Senate votes to display Jan. 6 plaque after House GOP refuses to hang it at Capitol

The office of House Speaker Mike Johnson, R-La., has argued that the federal law requiring the plaque's display was "not implementable."
Washington Marks Five Years Since Jan. 6 Attack On US Capitol
A replica of the plaque dedicated to law enforcement that was approved by Congress in 2022 is displayed outside of a hearing held by Democratic lawmakers on Tuesday.Al Drago / Bloomberg via Getty Images

WASHINGTON — The Senate on Thursday unanimously agreed to hang a plaque honoring the officers who protected the Capitol when it was under attack by a pro-Trump mob on Jan. 6 five years ago.

The resolution requires the Architect of the Capitol “to prominently display, in a publicly accessible location in the Senate wing of the United States Capitol, a plaque honoring the members of law enforcement responding on January 6, 2021, until the plaque can be placed in its permanent location.”

The bipartisan resolution was introduced by Sen. Jeff Merkley, D-Ore., and Sen. Thom Tillis, R-N.C., after House Speaker Mike Johnson, R-La., refused to hang the plaque as required by a 2022 federal law. Johnson’s office has argued that the law was “not implementable” because the legislative language from that bill said the plaque should display the names of officers who protected the Capitol, while the plaque that was produced named the law enforcement agencies that responded to the Capitol siege.

Johnson played a key role in President Donald Trump’s efforts to overturn the 2020 election results, leading a legal brief that sought to disenfranchise voters in four key swing states that Joe Biden won. The Supreme Court in December 2020 rejected the eventual Texas lawsuit that Johnson and other Trump allies backed.

Tillis, who is not seeking re-election, told reporters after the resolution passed that there were two locations they think would be good places for the plaque: on the first floor where visitors check in for meetings in offices at the Capitol, or on the third floor where tours take visitors on their way to see the gallery above the Senate chamber to watch Senate proceedings.

Tillis, an outspoken supporter of the Capitol Police efforts on Jan. 6 and a critic of those who have downplayed the attack, called the resolution “a fast way to get it up, and then it will stay up until a final permanent place is found.”
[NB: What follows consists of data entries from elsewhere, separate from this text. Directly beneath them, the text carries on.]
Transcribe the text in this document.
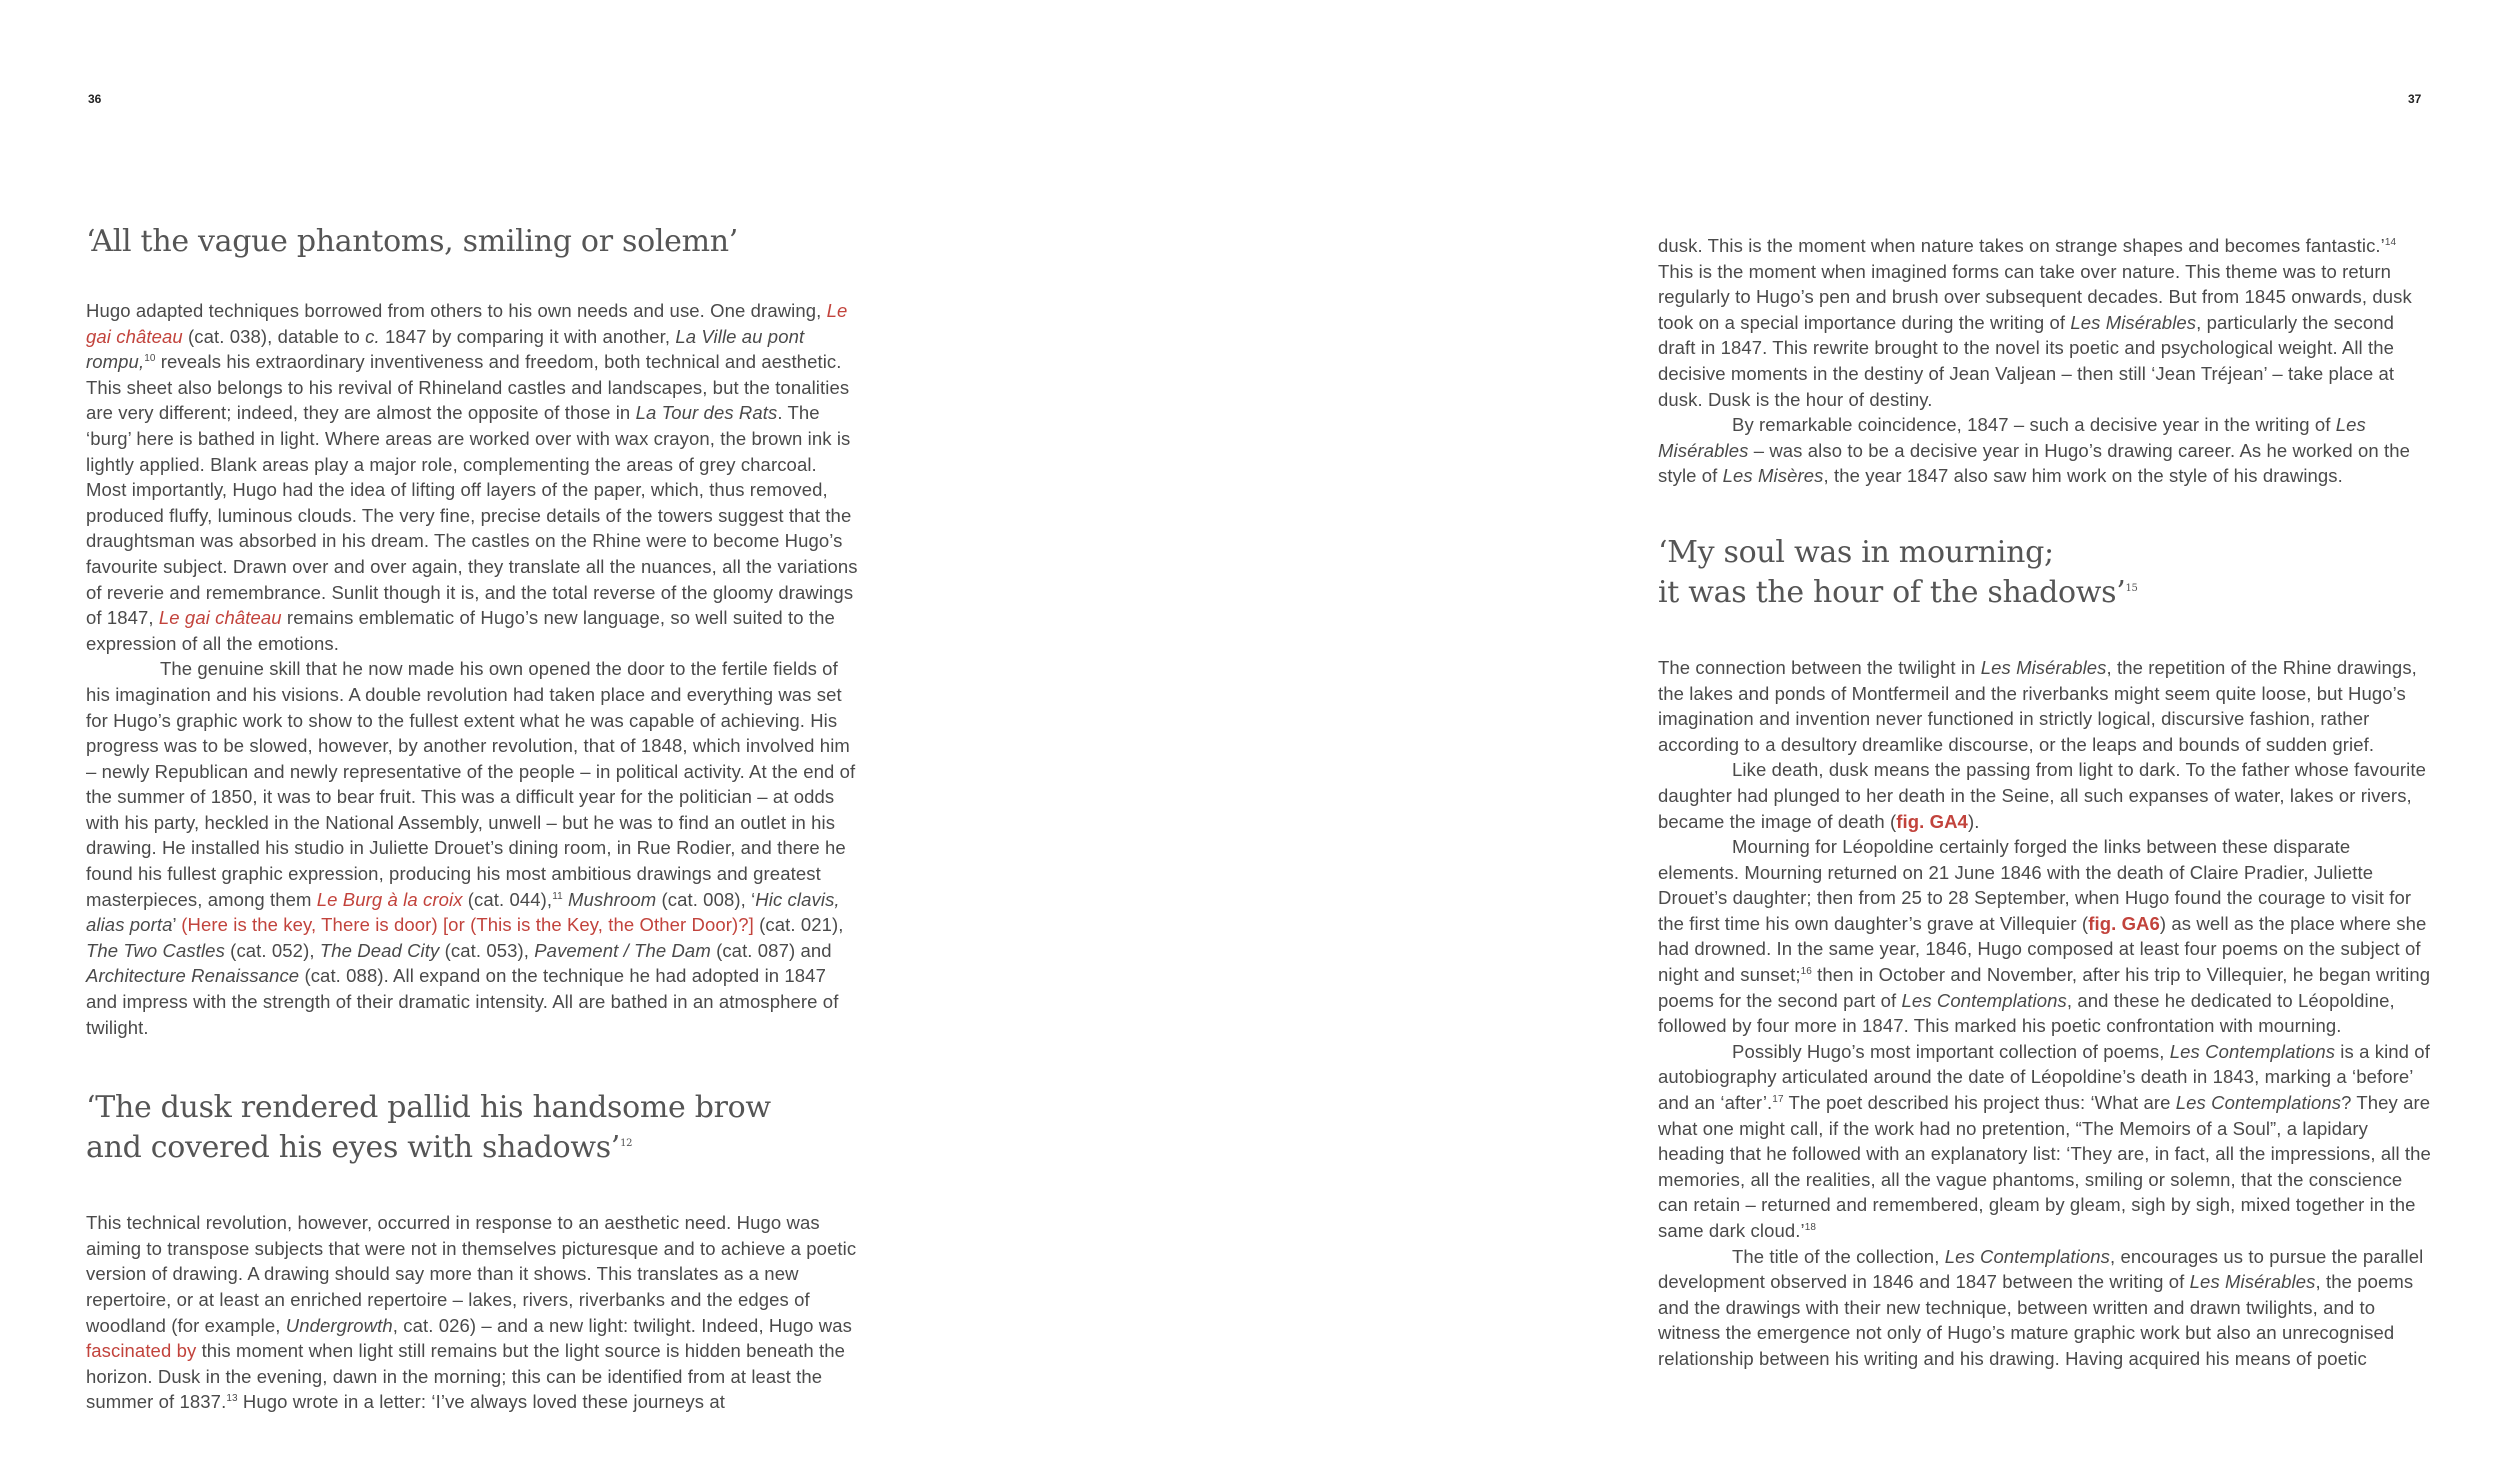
36	37
‘All the vague phantoms, smiling or solemn’

Hugo adapted techniques borrowed from others to his own needs and use. One drawing, Le gai château (cat. 038), datable to c. 1847 by comparing it with another, La Ville au pont rompu,$^{10}$ reveals his extraordinary inventiveness and freedom, both technical and aesthetic. This sheet also belongs to his revival of Rhineland castles and landscapes, but the tonalities are very different; indeed, they are almost the opposite of those in La Tour des Rats. The ‘burg’ here is bathed in light. Where areas are worked over with wax crayon, the brown ink is lightly applied. Blank areas play a major role, complementing the areas of grey charcoal. Most importantly, Hugo had the idea of lifting off layers of the paper, which, thus removed, produced fluffy, luminous clouds. The very fine, precise details of the towers suggest that the draughtsman was absorbed in his dream. The castles on the Rhine were to become Hugo’s favourite subject. Drawn over and over again, they translate all the nuances, all the variations of reverie and remembrance. Sunlit though it is, and the total reverse of the gloomy drawings of 1847, Le gai château remains emblematic of Hugo’s new language, so well suited to the expression of all the emotions.

The genuine skill that he now made his own opened the door to the fertile fields of his imagination and his visions. A double revolution had taken place and everything was set for Hugo’s graphic work to show to the fullest extent what he was capable of achieving. His progress was to be slowed, however, by another revolution, that of 1848, which involved him – newly Republican and newly representative of the people – in political activity. At the end of the summer of 1850, it was to bear fruit. This was a difficult year for the politician – at odds with his party, heckled in the National Assembly, unwell – but he was to find an outlet in his drawing. He installed his studio in Juliette Drouet’s dining room, in Rue Rodier, and there he found his fullest graphic expression, producing his most ambitious drawings and greatest masterpieces, among them Le Burg à la croix (cat. 044),$^{11}$ Mushroom (cat. 008), ‘Hic clavis, alias porta’ (Here is the key, There is door) [or (This is the Key, the Other Door)?] (cat. 021), The Two Castles (cat. 052), The Dead City (cat. 053), Pavement / The Dam (cat. 087) and Architecture Renaissance (cat. 088). All expand on the technique he had adopted in 1847 and impress with the strength of their dramatic intensity. All are bathed in an atmosphere of twilight.

‘The dusk rendered pallid his handsome brow
and covered his eyes with shadows’$^{12}$

This technical revolution, however, occurred in response to an aesthetic need. Hugo was aiming to transpose subjects that were not in themselves picturesque and to achieve a poetic version of drawing. A drawing should say more than it shows. This translates as a new repertoire, or at least an enriched repertoire – lakes, rivers, riverbanks and the edges of woodland (for example, Undergrowth, cat. 026) – and a new light: twilight. Indeed, Hugo was fascinated by this moment when light still remains but the light source is hidden beneath the horizon. Dusk in the evening, dawn in the morning; this can be identified from at least the summer of 1837.13 Hugo wrote in a letter: ‘I’ve always loved these journeys at

dusk. This is the moment when nature takes on strange shapes and becomes fantastic.’$^{14}$ This is the moment when imagined forms can take over nature. This theme was to return regularly to Hugo’s pen and brush over subsequent decades. But from 1845 onwards, dusk took on a special importance during the writing of Les Misérables, particularly the second draft in 1847. This rewrite brought to the novel its poetic and psychological weight. All the decisive moments in the destiny of Jean Valjean – then still ‘Jean Tréjean’ – take place at dusk. Dusk is the hour of destiny.

By remarkable coincidence, 1847 – such a decisive year in the writing of Les Misérables – was also to be a decisive year in Hugo’s drawing career. As he worked on the style of Les Misères, the year 1847 also saw him work on the style of his drawings.

‘My soul was in mourning;
it was the hour of the shadows’$^{15}$

The connection between the twilight in Les Misérables, the repetition of the Rhine drawings, the lakes and ponds of Montfermeil and the riverbanks might seem quite loose, but Hugo’s imagination and invention never functioned in strictly logical, discursive fashion, rather according to a desultory dreamlike discourse, or the leaps and bounds of sudden grief.

Like death, dusk means the passing from light to dark. To the father whose favourite daughter had plunged to her death in the Seine, all such expanses of water, lakes or rivers, became the image of death (fig. GA4).

Mourning for Léopoldine certainly forged the links between these disparate elements. Mourning returned on 21 June 1846 with the death of Claire Pradier, Juliette Drouet’s daughter; then from 25 to 28 September, when Hugo found the courage to visit for the first time his own daughter’s grave at Villequier (fig. GA6) as well as the place where she had drowned. In the same year, 1846, Hugo composed at least four poems on the subject of night and sunset;$^{16}$ then in October and November, after his trip to Villequier, he began writing poems for the second part of Les Contemplations, and these he dedicated to Léopoldine, followed by four more in 1847. This marked his poetic confrontation with mourning.

Possibly Hugo’s most important collection of poems, Les Contemplations is a kind of autobiography articulated around the date of Léopoldine’s death in 1843, marking a ‘before’ and an ‘after’.$^{17}$ The poet described his project thus: ‘What are Les Contemplations? They are what one might call, if the work had no pretention, “The Memoirs of a Soul”, a lapidary heading that he followed with an explanatory list: ‘They are, in fact, all the impressions, all the memories, all the realities, all the vague phantoms, smiling or solemn, that the conscience can retain – returned and remembered, gleam by gleam, sigh by sigh, mixed together in the same dark cloud.’$^{18}$

The title of the collection, Les Contemplations, encourages us to pursue the parallel development observed in 1846 and 1847 between the writing of Les Misérables, the poems and the drawings with their new technique, between written and drawn twilights, and to witness the emergence not only of Hugo’s mature graphic work but also an unrecognised relationship between his writing and his drawing. Having acquired his means of poetic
“Until I heard the report of [Johnson] saying it was unimplementable, I just thought it was typical D.C. bureaucracy, because it’s hard to move things around here, you know, even little things in our offices, because of historic implications,” Tillis said. “So, I said, ‘All right, we got a defect, let’s fix it.’ So that’s how we fixed it in three days.”

The resolution passed by unanimous consent, meaning no roll call vote was needed since all 100 senators agreed not to object. It does not need to be passed by the House or signed by Trump to be implemented.

congressional award medal gold
A display case showing the Congressional Gold Medal awarded to those who responded to the Jan. 6, 2021, attack on the U.S. Capitol is on display at the exhibition hall of the Capitol Visitor’s Center in 2024.Frank Thorp V / NBC News

“It’s so important that we fulfill the vision of the 2022 law and get this plaque up to honor those police officers,” Merkley said on the Senate floor Thursday. “What this resolution is saying is we in the Senate will put it up here in a publicly available space until a deal can be reached with the House of Representatives to display it. Both chambers have to agree on that, but to put it up here in the Senate in a place where the public can see it, that we can do here on our own.”

The Senate vote comes amid the Trump administration’s efforts to rewrite the history of the Jan. 6 attack, which led to criminal charges against Trump that were dropped after he was elected in 2024. Former special counsel Jack Smith, who brought those charges, recently told lawmakers that Trump was “the most culpable and most responsible person” in the conspiracy to interfere in the 2020 election, and that prosecutors compiled “proof beyond a reasonable doubt” that Trump engaged in a “criminal scheme” to overturn his electoral loss to Biden.

In an earlier report authored by Smith, he said that Trump “inspired his supporters to commit acts of physical violence” on Jan. 6 and that Trump knowingly spread “demonstrably and, in many cases, obviously false” claims about the 2020 election.

Brendan Ballou, a former Jan. 6 prosecutor for the Justice Department now representing officers who sued over the government’s failure to follow the law requiring the plaque’s display, said litigation over the plaque will continue even after Senate passage of the resolution.

Ballou told NBC News that he’s pleased the plaque will “ensure that the officers who defended those inside are honored.”

“That said, until the plaque has a permanent home, as required by law, our litigation will continue,” he added.

Former Speaker Nancy Pelosi, D-Calif., told NBC News this week that the plaque will be properly installed after the 2026 midterm elections if Democrats win back the House.

“Just wait 10 more months. Hakeem [Jeffries] will be speaker and we will place it in the place of honor. Yes, we will,” Pelosi said in the Capitol on the fifth anniversary of the riot.

Asked where it will go, Pelosi said, “Speaker Jeffries will decide that.”